Déchets, la Cour des comptes déplore la non application de ses recommandations

Jean Camier



L’administration a publié son rapport public annuel mardi 11 février. Si quelques tendances positives sont soulignées par les fonctionnaires de la Cour des comptes, ils déplorent qu’une grande partie des recommandations de 2011 n’ont été que partiellement appliquées.


Le rapport public de la Cour des comptes, sorti le 11 février, salue l’objectif de recyclage de 45% des déchets. Sur ce point, les auteurs du rapport estiment que la tendance est positive puisque cet objectif n’a cessé d’être revu à la hausse depuis 2011. Autre point positif, la diminution de 7% des déchets ménagers pour 2013 a été quasiment réalisée.

Le texte regrette en revanche que les recommandations de 2011 de la Cour des comptes n'aient été, pour la plupart, que partiellement appliquées. C’est le cas par exemple de la diminution de 15% du stockage et de l’incinération qui est loin d’être atteint.

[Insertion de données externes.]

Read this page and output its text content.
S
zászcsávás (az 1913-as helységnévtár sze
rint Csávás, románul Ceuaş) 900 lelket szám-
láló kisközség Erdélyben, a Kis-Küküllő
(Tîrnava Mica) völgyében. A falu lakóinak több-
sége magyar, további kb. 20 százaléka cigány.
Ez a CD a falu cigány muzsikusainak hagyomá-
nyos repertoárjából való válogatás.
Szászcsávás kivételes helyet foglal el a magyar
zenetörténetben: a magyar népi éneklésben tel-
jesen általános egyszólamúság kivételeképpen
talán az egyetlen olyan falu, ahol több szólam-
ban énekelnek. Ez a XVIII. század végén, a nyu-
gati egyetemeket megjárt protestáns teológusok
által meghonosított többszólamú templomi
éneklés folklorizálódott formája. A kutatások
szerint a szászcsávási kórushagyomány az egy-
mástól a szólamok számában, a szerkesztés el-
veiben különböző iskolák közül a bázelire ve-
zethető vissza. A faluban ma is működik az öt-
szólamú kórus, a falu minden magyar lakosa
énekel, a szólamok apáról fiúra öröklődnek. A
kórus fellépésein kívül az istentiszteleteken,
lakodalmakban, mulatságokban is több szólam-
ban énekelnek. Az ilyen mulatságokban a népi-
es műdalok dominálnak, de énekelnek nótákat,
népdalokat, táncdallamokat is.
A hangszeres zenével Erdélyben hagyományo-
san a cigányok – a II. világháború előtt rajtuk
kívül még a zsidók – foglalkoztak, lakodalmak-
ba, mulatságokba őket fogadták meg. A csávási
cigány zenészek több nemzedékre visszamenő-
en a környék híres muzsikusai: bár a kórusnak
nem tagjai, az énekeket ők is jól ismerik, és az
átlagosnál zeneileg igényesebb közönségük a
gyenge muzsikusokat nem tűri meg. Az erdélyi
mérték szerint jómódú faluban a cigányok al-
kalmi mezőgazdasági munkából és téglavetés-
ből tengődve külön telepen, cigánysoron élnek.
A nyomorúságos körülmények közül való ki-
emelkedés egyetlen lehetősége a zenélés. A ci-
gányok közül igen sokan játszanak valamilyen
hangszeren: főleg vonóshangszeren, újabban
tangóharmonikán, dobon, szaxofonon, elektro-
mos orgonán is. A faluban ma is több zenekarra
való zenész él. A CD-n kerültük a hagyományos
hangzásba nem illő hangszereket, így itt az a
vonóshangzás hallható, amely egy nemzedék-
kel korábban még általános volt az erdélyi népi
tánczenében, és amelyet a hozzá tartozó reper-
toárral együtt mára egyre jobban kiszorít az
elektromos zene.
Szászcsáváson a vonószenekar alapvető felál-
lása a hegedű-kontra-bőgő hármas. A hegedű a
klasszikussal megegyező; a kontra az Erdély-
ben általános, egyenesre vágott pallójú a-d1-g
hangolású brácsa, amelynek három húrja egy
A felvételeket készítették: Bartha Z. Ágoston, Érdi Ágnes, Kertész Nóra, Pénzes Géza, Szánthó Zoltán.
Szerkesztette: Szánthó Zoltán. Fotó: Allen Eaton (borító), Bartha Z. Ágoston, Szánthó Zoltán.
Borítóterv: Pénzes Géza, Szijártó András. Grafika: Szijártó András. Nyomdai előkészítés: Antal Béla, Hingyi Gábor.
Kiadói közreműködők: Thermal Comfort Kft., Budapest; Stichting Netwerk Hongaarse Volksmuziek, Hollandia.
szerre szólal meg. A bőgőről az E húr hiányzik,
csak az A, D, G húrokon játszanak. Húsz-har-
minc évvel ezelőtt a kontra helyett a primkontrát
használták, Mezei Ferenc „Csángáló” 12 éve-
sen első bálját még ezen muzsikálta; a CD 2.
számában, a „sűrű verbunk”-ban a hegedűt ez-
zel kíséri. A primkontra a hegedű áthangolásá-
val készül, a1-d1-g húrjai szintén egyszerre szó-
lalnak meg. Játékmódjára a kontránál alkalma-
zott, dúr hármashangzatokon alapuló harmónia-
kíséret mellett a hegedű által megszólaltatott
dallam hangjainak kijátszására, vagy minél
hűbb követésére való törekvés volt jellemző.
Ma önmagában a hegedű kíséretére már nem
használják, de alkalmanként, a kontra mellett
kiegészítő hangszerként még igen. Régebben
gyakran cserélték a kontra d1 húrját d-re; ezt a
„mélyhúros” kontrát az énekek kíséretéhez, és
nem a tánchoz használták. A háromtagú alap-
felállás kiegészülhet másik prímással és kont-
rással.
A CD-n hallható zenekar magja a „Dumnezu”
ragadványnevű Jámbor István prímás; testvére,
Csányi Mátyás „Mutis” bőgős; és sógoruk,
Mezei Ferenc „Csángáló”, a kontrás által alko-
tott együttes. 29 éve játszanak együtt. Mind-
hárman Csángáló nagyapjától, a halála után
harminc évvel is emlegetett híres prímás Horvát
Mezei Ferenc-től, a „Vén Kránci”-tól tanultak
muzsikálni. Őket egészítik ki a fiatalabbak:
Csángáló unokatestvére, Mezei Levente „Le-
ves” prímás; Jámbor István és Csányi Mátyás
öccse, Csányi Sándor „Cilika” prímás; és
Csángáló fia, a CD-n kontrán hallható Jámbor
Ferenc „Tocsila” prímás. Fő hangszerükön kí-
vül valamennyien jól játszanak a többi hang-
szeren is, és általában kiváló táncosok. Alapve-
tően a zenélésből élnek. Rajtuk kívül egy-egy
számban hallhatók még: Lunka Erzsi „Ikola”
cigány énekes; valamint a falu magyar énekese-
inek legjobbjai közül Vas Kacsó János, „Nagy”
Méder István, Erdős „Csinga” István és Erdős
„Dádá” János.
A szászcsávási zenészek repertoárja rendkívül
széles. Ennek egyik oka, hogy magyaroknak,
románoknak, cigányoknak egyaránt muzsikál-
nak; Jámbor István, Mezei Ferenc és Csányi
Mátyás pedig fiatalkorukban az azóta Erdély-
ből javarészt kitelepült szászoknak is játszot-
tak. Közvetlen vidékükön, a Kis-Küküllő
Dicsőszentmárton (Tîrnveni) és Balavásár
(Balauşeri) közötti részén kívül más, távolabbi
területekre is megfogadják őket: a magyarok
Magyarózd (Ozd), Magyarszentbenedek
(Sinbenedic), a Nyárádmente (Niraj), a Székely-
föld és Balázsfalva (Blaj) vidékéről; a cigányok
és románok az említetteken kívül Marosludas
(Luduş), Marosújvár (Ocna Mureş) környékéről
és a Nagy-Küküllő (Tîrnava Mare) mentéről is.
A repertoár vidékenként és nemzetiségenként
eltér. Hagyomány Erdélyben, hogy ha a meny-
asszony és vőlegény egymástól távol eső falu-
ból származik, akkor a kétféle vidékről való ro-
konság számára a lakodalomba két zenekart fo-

C’est surtout au sujet du financement et la transparence des coûts que les fonctionnaires déplorent l’inaction des pouvoirs publics. Le précédent rapport invitait déjà l’Etat à mettre en place une comptabilité analytique ainsi que la généralisation du budget annexe.

Filières de proximité

Autre point central du rapport : « le principe de gestion de proximité ». Selon les experts, il faut aller plus en avant dans le développement des filières de proximité. D’abord en menant « d'une politique préventive de gestion en amont, qui passe notamment par le développement des filières de responsabilité élargie du producteur (REP), responsabilisant les producteurs ». Puis en réaffirmant le principe de gestion de proximité avec des départements disposant « des équipements nécessaires à la gestion des déchets sur les territoires identifiés par le plan départemental ». Ces recommandations visent à lutter contre les transports des déchets sur de longues distances. La Cour des comptes avance la possibilité de taxer plus les déchets ménagers traités hors de la zone prévue par le plan départemental de gestion.



 

Huit recommandations

Huit recommandations concluent le rapport : six pour l’Etat, deux pour l’Etat, les collectivités et l’Ademe.

« Pour l’Etat
1. déterminer l'échelon pertinent pour la planification (région ou département) et le traitement (département, syndicat mixte), et envisager de rendre les plans prescriptifs après approbation par les parties prenantes
2. renforcer le rôle des préfets en matière de contrôle et de suivi des plans, devenus prescriptifs, et conforter ce rôle en ce qui concerne l'autorisation et le contrôle des équipements nécessaires à l'application du principe de proximité
3. définir rapidement par décret les modalités de la prise en charge des déchets assimilés par le service public et généraliser l'assujettissement des entreprises à la redevance spéciale
4. favoriser la lutte contre les carences en exutoires par une modulation de la taxe générale sur les activités polluantes (TGAP)
5. rendre obligatoires le budget annexe déchets, quel que soit le mode de financement, et la généralisation d'une comptabilité analytique déchets
6. mettre en cohérence, en matière de financement du service public, les modes de gestion, aujourd'hui éclatés entre service public industriel et commercial, financé par la redevance, et service public administratif, financé par la taxe, notamment pour favoriser le développement de mécanismes incitatifs.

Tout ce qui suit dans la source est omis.